Only a few days ago, we ran an article detailing the unstoppable and somewhat unlikely rise of country star Kacey Musgraves, whose latest album Golden Hour is being heralded as an instant classic — not just among country fans, but within the mainstream indie press. (Coincidentally, Golden Hour also landed an 8.7 on Pitchfork, and the title of Best New Music.)

In a few weeks’ time Musgraves will step up for her Saturday Night Live debut, just a week before Nicki Minaj returns to the show off the back of two excellent new singles — ‘Barbie Tingz’ and ‘Chun-Li’. While it hasn’t yet been confirmed by Minaj, the two tracks are reportedly cuts off her new album which will (hopefully) drop sometime in the next few months.

We don’t know when Minaj’s new one will arrive, but we do know that Janelle Monáe’s highly anticipated third album Dirty Computer is landing next Friday. Over the last two months we’ve heard four tracks from the record, including ‘I Like That’, ‘Django Jane’, ‘Make Me Feel’, and ‘Pynk’. The latter two of these were accompanied by videos that were widely praised for championing queer culture and femme empowerment.

There’s still a week to go until Dirty Computer arrives, but there’s no question that it’s going to be one of the biggest albums of the year.

Then there’s Kali Uchis. A few months ago, the Colombian-American singer was relatively unknown outside of the Latin music community. But now, following the release of her sprawling debut album Isolation, she’s being hailed as an icon in-the-making.
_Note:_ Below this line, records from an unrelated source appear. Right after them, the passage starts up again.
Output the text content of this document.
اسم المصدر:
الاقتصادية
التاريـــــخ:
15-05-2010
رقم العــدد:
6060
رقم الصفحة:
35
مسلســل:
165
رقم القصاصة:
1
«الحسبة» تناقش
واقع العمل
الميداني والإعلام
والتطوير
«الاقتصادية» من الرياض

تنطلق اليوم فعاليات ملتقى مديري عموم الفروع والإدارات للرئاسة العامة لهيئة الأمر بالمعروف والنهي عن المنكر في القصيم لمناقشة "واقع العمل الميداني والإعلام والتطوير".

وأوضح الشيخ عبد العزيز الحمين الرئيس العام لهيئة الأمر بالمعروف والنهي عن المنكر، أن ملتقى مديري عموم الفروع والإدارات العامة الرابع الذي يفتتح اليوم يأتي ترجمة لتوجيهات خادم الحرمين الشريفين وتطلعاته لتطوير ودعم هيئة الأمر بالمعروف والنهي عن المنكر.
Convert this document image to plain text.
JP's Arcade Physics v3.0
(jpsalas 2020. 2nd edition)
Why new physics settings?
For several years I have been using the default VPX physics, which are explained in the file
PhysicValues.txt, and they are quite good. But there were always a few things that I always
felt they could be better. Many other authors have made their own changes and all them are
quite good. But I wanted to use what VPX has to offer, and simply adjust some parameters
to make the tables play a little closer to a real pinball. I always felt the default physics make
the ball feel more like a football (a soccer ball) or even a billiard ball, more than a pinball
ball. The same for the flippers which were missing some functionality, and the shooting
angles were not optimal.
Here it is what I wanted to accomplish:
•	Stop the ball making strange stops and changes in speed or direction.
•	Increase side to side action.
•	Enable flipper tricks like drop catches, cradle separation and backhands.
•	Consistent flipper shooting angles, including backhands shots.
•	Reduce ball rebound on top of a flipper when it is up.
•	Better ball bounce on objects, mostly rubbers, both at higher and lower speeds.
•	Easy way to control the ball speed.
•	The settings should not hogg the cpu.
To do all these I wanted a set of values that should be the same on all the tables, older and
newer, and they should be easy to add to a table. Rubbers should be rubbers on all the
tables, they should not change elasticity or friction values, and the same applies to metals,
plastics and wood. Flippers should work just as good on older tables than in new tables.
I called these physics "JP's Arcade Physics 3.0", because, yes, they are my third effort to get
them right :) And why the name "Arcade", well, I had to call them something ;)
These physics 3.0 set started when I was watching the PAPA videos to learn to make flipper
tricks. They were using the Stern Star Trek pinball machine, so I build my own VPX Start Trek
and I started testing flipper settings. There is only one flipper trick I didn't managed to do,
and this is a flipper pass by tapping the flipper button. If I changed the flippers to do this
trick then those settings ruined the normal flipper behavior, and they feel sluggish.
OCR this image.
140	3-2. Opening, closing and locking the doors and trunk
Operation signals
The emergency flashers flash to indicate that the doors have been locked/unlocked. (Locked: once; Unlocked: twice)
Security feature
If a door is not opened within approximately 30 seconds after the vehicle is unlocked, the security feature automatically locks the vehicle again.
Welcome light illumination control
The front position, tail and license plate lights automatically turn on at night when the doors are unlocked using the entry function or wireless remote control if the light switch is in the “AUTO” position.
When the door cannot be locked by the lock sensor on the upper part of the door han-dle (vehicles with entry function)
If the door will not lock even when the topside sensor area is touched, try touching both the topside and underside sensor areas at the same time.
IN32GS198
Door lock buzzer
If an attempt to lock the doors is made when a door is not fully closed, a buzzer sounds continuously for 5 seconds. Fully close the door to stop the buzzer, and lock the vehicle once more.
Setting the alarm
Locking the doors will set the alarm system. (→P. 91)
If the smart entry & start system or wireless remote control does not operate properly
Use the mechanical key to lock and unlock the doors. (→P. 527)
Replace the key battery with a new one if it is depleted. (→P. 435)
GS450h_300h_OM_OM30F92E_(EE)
It’s not hard to see why: Isolation confidently blends Latin, bossa nova, R&B, pop, and rock influences into a record that still sounds fiercely unique. (Another coincidence: Isolation was awarded Best New Music by Pitchfork, and a rating of 8.6.)

Similarly, Hayley Kiyoko was relatively unknown outside a few acting roles on TV, but she’s now come through with one of the most talked about pop debuts in recent years with ExpectationsShe’s also now going by the nickname “Lesbian Jesus“.

It’s Not Just The Internationals Doing Big Things

You might have noticed that Australian pop music is having a little bit of a moment right now. And by ‘little’, we mean seriously fucking big. 

Artists like Jack River, Kota Banks, Nicole Millar, G Flip, and Amy Shark are consistently raising the bar for homegrown music — and with most of them on track to release full-length projects in the next six months, the homegrown pop scene is on the cusp of one of its biggest years ever.

Just last week Amy Shark released the short and punchy ‘I Said Hi‘, the lead single from her debut Love Monster, which lands in July. And only a couple of weeks before that Kota Banks made her live debut in Sydney off the back of the irrepressible single ‘Zoom‘, which triple j has been spinning on a daily basis.

And only a month or so before that, Sydney’s Nicole Millar dropped the indelibly catchy track ‘Gimme A Break’, a cut off her forthcoming debut record. At the same time, the Central Coast’s Jack River continued her 2017 victory lap (‘Fool’s Gold’ and ‘Fault Line’, anyone?) by releasing ‘Ballroom’, another track off her new album Sugar Mountain — due out in June.

We’ve also seen female artists come out of nowhere to release instant hits. Back in February, a then-unknown singer/drummer called G Flip (real name Georgia Flipo) uploaded a track to triple j Unearthed called ‘About You‘. Within two days, it had been premiered on triple j and written up by Pitchfork as Best New Music (are we seeing a pattern here?).

Away from the pop world, Camp Cope’s just-released album How To Socialise & Make Friends will go down as one of the most important records of the year, while Courtney Barnett’s impending second albumTell Me How You Really Feel, will surely go down as one of the biggest.

If the future is female, then it has well and truly arrived.